Map-based real estate marketing is experiencing explosive growth


Homesnap has partnered with Waze to allow agents to pin their listings and open homes to interactive maps. Such advertisements have seen a lot of interest in the past month.

A card-based property marketing product that is the result of a partnership between Homesnap and Waze has seen rapid growth in recent weeks as more people return to driving and companies introduced new, lower-cost pricing.

The product enables agents and brokers to embed their advertising on a map from Waze – a Google-owned company that has a popular navigation app. The embedded ads can either appear as banners that briefly occupy users’ screens, for example when they are sitting in a car but have stopped, or they can appear as embedded pins in specific locations. For example, someone driving through a neighborhood sees a pin in their Waze app indicating the location of a new entry or an upcoming open house.

Left-to-right screenshots show an entry pinned to a map, a property details page, search results that include a home for sale, and a banner ad. Credit: Homesnap and Waze

The ads also place listings in Waze’s search results, and the idea behind all of these features is that since the ads are tied to an interactive map, they are also clearly targeted at consumer locations at all times.

Fernando Belfort

“You’re driving through the suburbs looking for a new house and you’ll see a pin,” Fernando Belfort, director of Waze’s North American Small and Medium Businesses, told Inman. “You can click on that ad and go there right now.”

Homesnap Chief Product Officer Lou Mintzer described the concept as a kind of virtual billboard, or a digital version of the traditional courtyard sign. And he explained that a user can tap the ad and view a variety of property information as well as contact details of the agent.

“It’s an inexpensive way to generate navigation to an entry,” Mintzer told Inman. “And it generates phone calls because it puts the agent’s number right into the Waze app.”
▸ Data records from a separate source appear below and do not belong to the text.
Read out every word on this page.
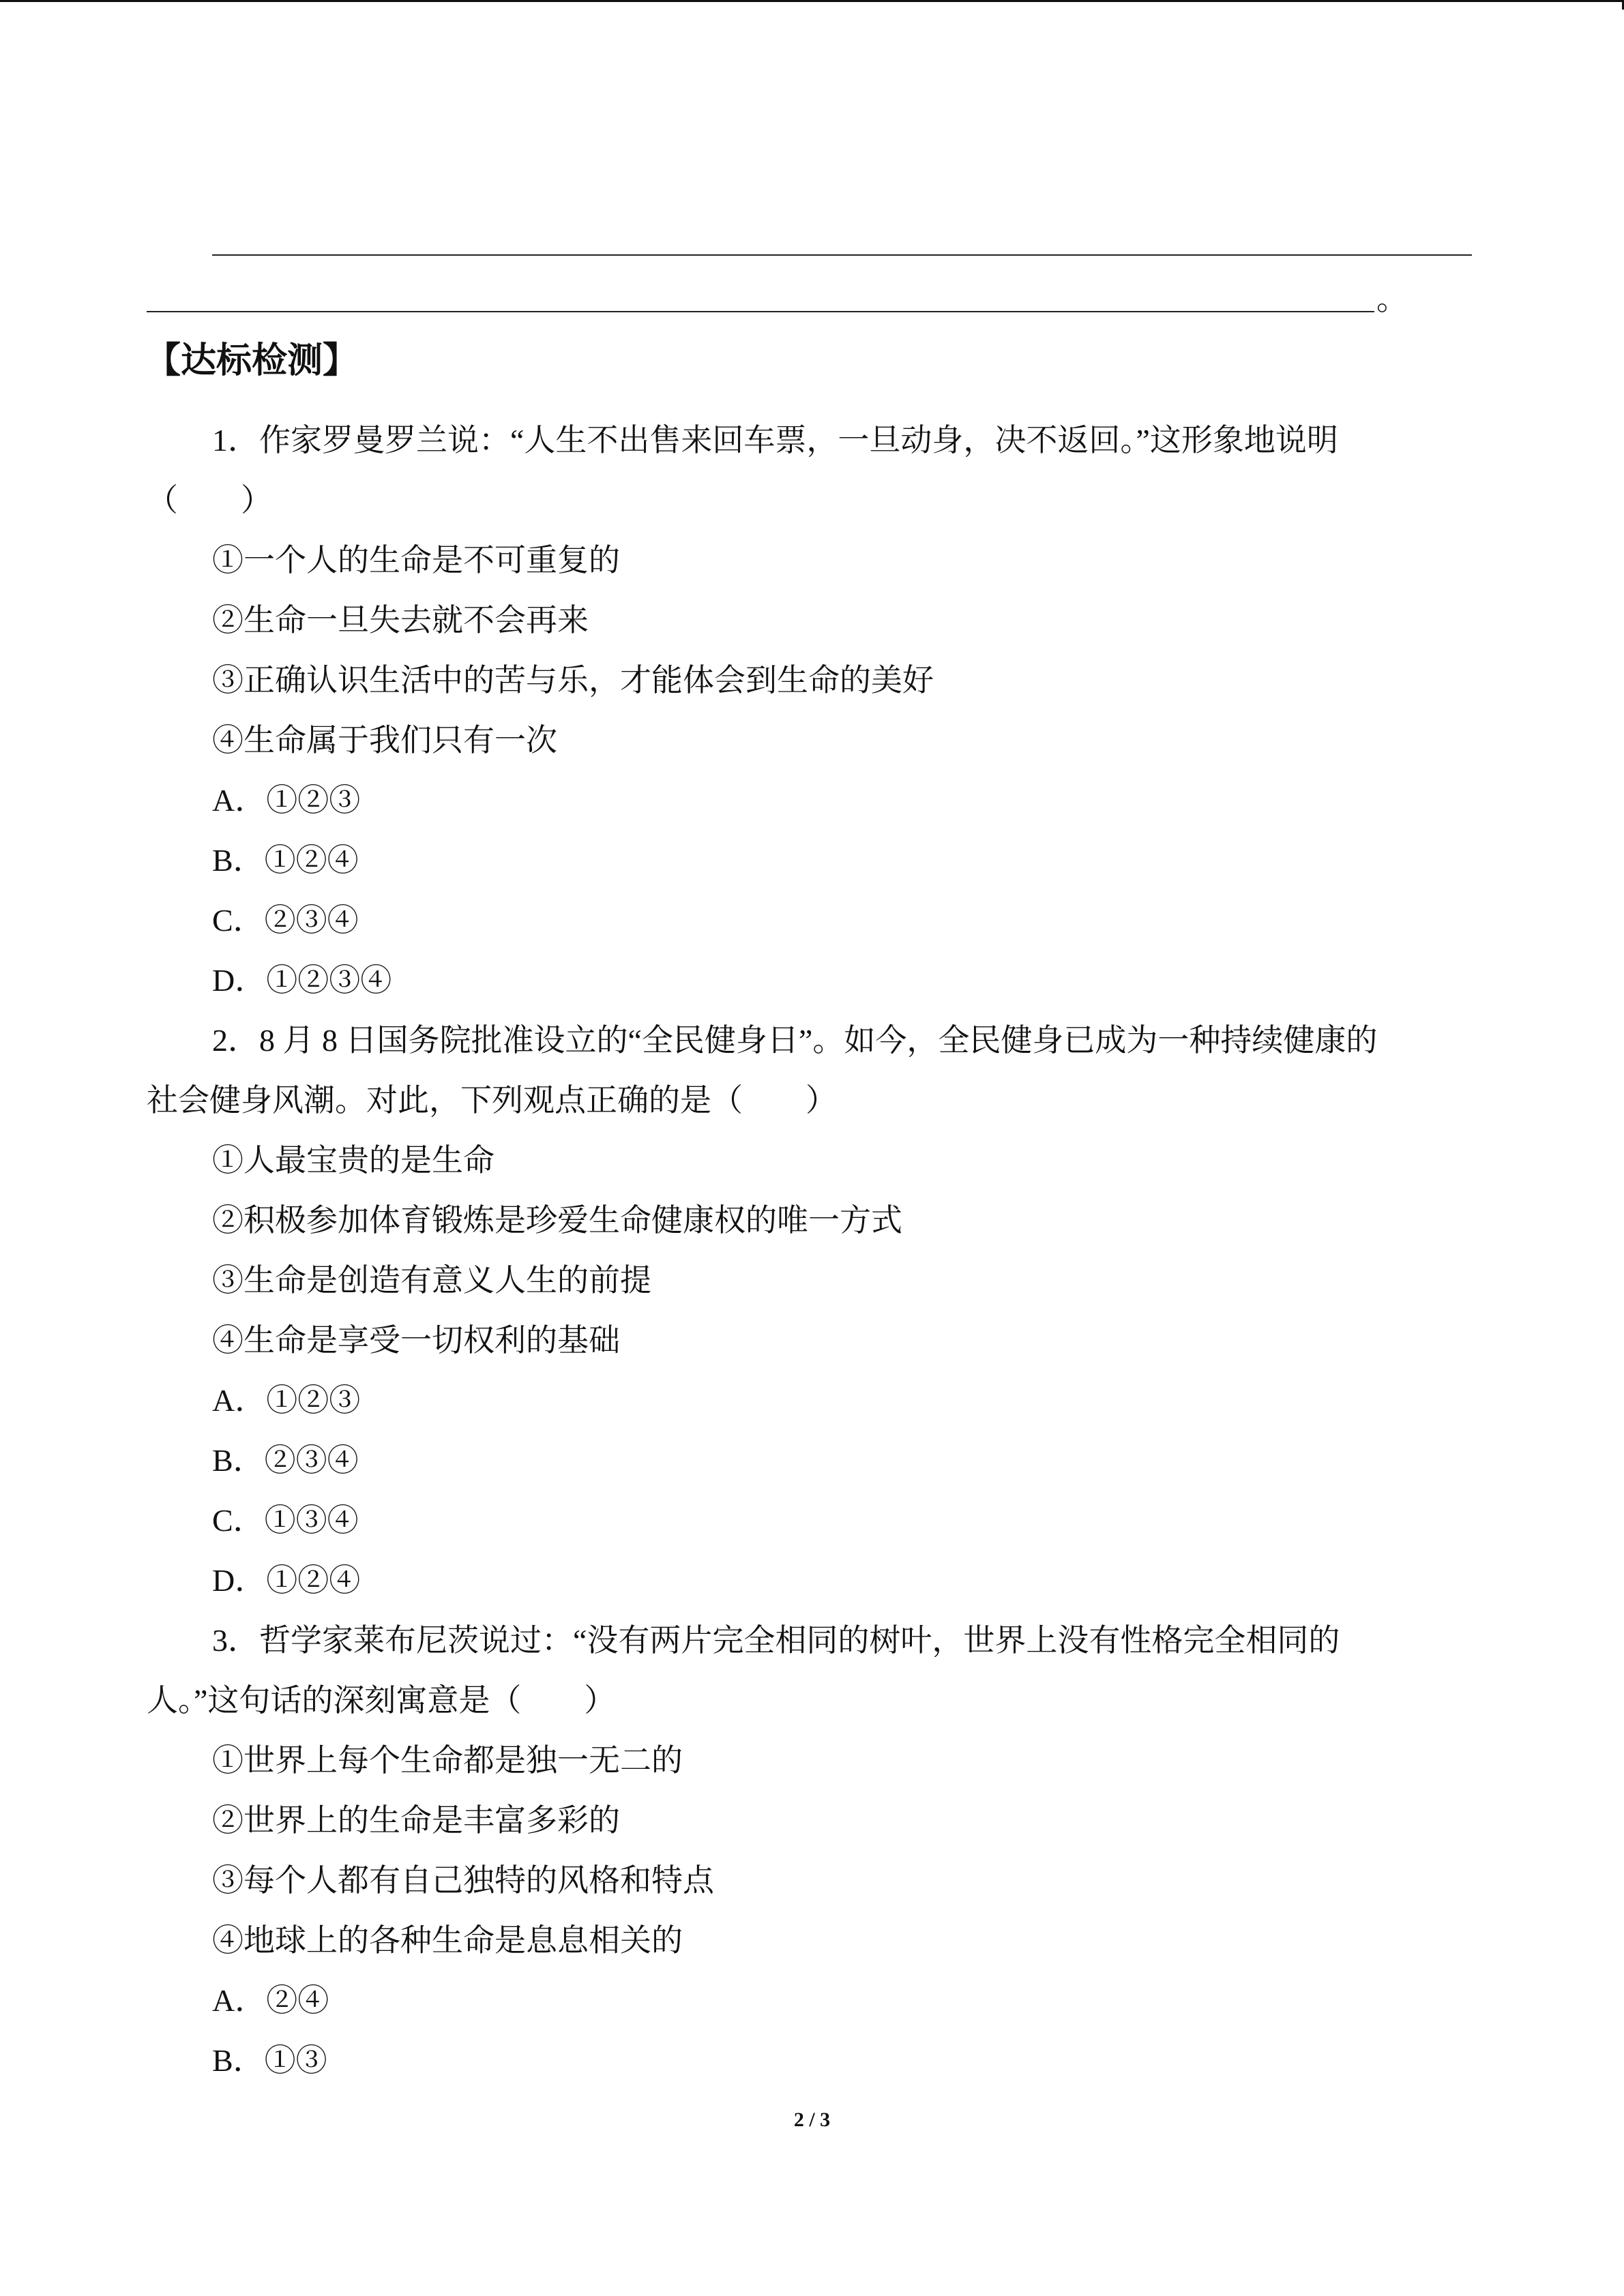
。
【达标检测】
1．作家罗曼罗兰说：“人生不出售来回车票，一旦动身，决不返回。”这形象地说明
（　　）
①一个人的生命是不可重复的
②生命一旦失去就不会再来
③正确认识生活中的苦与乐，才能体会到生命的美好
④生命属于我们只有一次
A．①②③
B．①②④
C．②③④
D．①②③④
2．8 月 8 日国务院批准设立的“全民健身日”。如今，全民健身已成为一种持续健康的
社会健身风潮。对此，下列观点正确的是（　　）
①人最宝贵的是生命
②积极参加体育锻炼是珍爱生命健康权的唯一方式
③生命是创造有意义人生的前提
④生命是享受一切权利的基础
A．①②③
B．②③④
C．①③④
D．①②④
3．哲学家莱布尼茨说过：“没有两片完全相同的树叶，世界上没有性格完全相同的
人。”这句话的深刻寓意是（　　）
①世界上每个生命都是独一无二的
②世界上的生命是丰富多彩的
③每个人都有自己独特的风格和特点
④地球上的各种生命是息息相关的
A．②④
B．①③
2 / 3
Homesnap and Waze first teamed up on this project in 2017. But two things have changed since then. First, Homesnap has cut its prices. When Waze real estate ads first appeared, it cost $ 99 to embed an entry on a card.

However, Mintzer told Inman that the companies unveiled a new $ 39 version of the product last month. This new, lower-cost option – available only through Waze’s partnership with Homesnap – will run an agent’s ad on Waze for a week. During that time, companies should estimate 12,000 views and at least 50 clicks (or taps since Waze is a mobile app).

Companies also offer various other price points, including the $ 99 option. At the highest end of the spectrum, a $ 449 ad will stay active for about a month, and companies estimate will get more than 100,000 views.

The second big change – related to the first – is that there has been a surge in interest in Waze-based property listings lately.

Lou Mintzer

“If you look at the table, it basically looks like a hockey stick,” said Mintzer. “We will probably grow by 60 percent compared to last year [in July] on this thing and I don’t see it stop. “

Describing the $ 39 option as “an incredible catalyst,” Mintzer said much of the growing interest in Waze advertising has focused on this entry-level price. In practice, this means Homesnap and Waze “run over 1,000 ad campaigns a day,” Mintzer said.

Or, the rising interest in Waze-based ads could be a sign of the times. Last year, much of the US was effectively closed thanks to the coronavirus pandemic. That meant fewer people were driving around, for example when commuting to offices.

More recently, however, many companies are gradually bringing their employees back into the office. Tourism and various leisure activities are also recovering, and overall driving has recovered to pre-pandemic levels.

So it’s obvious that ads aimed at people who get around in cars – who are the main consumers for apps like Waze – also have a moment.

Either way, Homesnap and Waze see the potential for significant future growth, with Belfort finding that despite supporting “a large number” of agents in the US, we “just scratch the service at the end of the day.”